[
https://issues.apache.org/jira/browse/FLINK-39874?page=com.atlassian.jira.plugin.system.issuetabpanels:all-tabpanel
]
ASF GitHub Bot updated FLINK-39874:
-----------------------------------
Labels: pull-request-available (was: )
> NativeS3RecoverableFsDataOutputStream leaks a temp file when the commit-time
> part upload fails, and uses non-idempotent deletes
> -------------------------------------------------------------------------------------------------------------------------------
>
> Key: FLINK-39874
> URL: https://issues.apache.org/jira/browse/FLINK-39874
> Project: Flink
> Issue Type: Bug
> Components: Connectors / FileSystem
> Affects Versions: 2.3.0
> Reporter: Li Guo
> Priority: Major
> Labels: pull-request-available
>
> h3. Summary
> In the native S3 filesystem, {{NativeS3RecoverableFsDataOutputStream}} can
> permanently leak a local temp file when the part upload at commit time fails.
> {{closeForCommit()}} sets {{closed = true}} before it calls
> {{uploadCurrentPart()}}, so if {{uploadPart()}} throws there, the temp file
> is never deleted and the later {{close()}} no-ops on its {{if (!closed)}}
> guard. The file is left behind in the shared {{io.tmp.dirs}} until the
> TaskManager is recycled.
> There are two related, smaller issues in the same class: the per-part cleanup
> is also missing on the {{write()}} flush path (a robustness gap, not a
> permanent leak), and the three {{Files.delete()}} calls are non-idempotent,
> one of which is a real intra-class TOCTOU.
> Affects: 2.3.0.
> h3. The permanent leak (closeForCommit path)
> When a small stream is committed, no part has been flushed yet (a write
> smaller than the minimum part size does not flush during {{write()}}), so the
> only {{uploadPart()}} happens at commit time. {{closeForCommit()}} does this
> in order:
> # takes the lock
> # sets {{closed = true}}
> # if there are pending bytes, calls {{uploadCurrentPart()}}, which calls
> {{uploadPart()}}
> In the pristine code, {{uploadCurrentPart()}} deletes the temp file only
> *after* a successful upload. If {{uploadPart()}} throws (for example an S3
> 5xx that survives the SDK's own internal retries), the delete is skipped.

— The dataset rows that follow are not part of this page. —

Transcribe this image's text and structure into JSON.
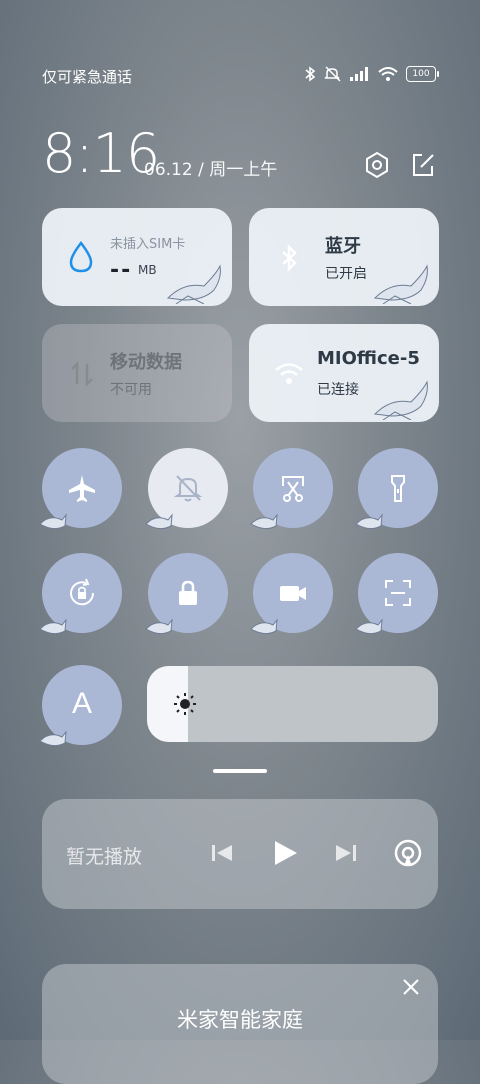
{
  "status": {
    "carrier": "仅可紧急通话",
    "battery": "100"
  },
  "header": {
    "time": "8:16",
    "date": "06.12 / 周一上午"
  },
  "cards": {
    "sim": {
      "label": "未插入SIM卡",
      "value": "--",
      "unit": "MB"
    },
    "bluetooth": {
      "title": "蓝牙",
      "status": "已开启"
    },
    "mobile_data": {
      "title": "移动数据",
      "status": "不可用"
    },
    "wifi": {
      "title": "MIOffice-5",
      "status": "已连接"
    }
  },
  "toggles": [
    {
      "name": "airplane",
      "active": false
    },
    {
      "name": "mute",
      "active": true
    },
    {
      "name": "screenshot",
      "active": false
    },
    {
      "name": "flashlight",
      "active": false
    },
    {
      "name": "auto-rotate",
      "active": false
    },
    {
      "name": "lock",
      "active": false
    },
    {
      "name": "screen-record",
      "active": false
    },
    {
      "name": "scanner",
      "active": false
    },
    {
      "name": "auto-brightness",
      "label": "A",
      "active": false
    }
  ],
  "brightness": {
    "level_percent": 14
  },
  "media": {
    "label": "暂无播放"
  },
  "smart_home": {
    "title": "米家智能家庭"
  },
  "colors": {
    "tile": "#aab8d6",
    "tile_active": "#e7ebf1",
    "card": "#ecf1f7"
  }
}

> Because {{closed}} is already {{true}}, a subsequent {{close()}}
> short-circuits on its {{if (!closed)}} guard and never reaches its own
> delete. The pending part's {{s3-part-<uuid>}} file is then orphaned in the
> shared {{io.tmp.dirs}} (one leaked file per affected stream) until the
> TaskManager is recycled.
> Note this is per stream, not per retry. The SDK's retries are internal to a
> single {{uploadPart()}} call and reuse the same temp file, so there is no
> per-retry accumulation.
> h3. The write() flush path (robustness gap, not a leak)
> When a part is flushed during {{write()}} (the buffered part reaches the
> minimum part size), {{uploadCurrentPart()}} is also the place that would
> delete the temp file, and on failure it does not. But here the stream is not
> marked closed, so a later {{close()}} still reaches its delete and reclaims
> the file. So on this path the missing per-part cleanup is a robustness gap
> rather than a permanent leak. I am fixing it in the same place because it is
> the same missing cleanup.
> h3. Non-idempotent deletes
> The class has three {{Files.delete()}} call sites (in
> {{uploadCurrentPart()}}, the {{closeForCommit()}} else-branch, and
> {{close()}}). {{Files.delete()}} throws {{NoSuchFileException}} if the file
> is already gone.
> The site in {{close()}} is a real, if minor, intra-class TOCTOU. {{write()}}
> and {{uploadCurrentPart()}} run without the lock and can delete
> {{currentTempFile}}, while {{close()}} can run concurrently during
> cancellation. {{close()}} does a check-then-act ({{currentTempFile.exists()}}
> followed by {{Files.delete()}}), so the file can disappear in that window and
> the delete throws {{NoSuchFileException}}. The other two sites are not
> concurrently reachable in the same way; converting them is accompanying
> hardening so the cleanup is uniformly idempotent.
> h3. Fix
> * Wrap the upload in {{uploadCurrentPart()}} in a {{try/finally}} and delete
> the temp file in the {{finally}}, so it is removed whether or not
> {{uploadPart()}} succeeds. The delete is itself wrapped so an {{IOException}}
> from the delete is logged at WARN and cannot mask or replace the original
> upload {{IOException}}.
> * Replace all three {{Files.delete()}} calls with {{Files.deleteIfExists()}}
> (and drop the now-redundant {{exists()}} guard in {{close()}}), making the
> cleanup idempotent and closing the TOCTOU.
> h3. Tests
> Four JUnit tests, verified red/green (4/4 pass with the fix; without the fix,
> exactly 3 fail and the happy-path control still passes):
> * {{closeForCommitUploadFailureDeletesTempFile}} - commit-time upload
> failure. Writes a sub-part-size buffer (so the only upload is at commit),
> forces {{uploadPart()}} to throw, and asserts no {{s3-part-*}} file remains.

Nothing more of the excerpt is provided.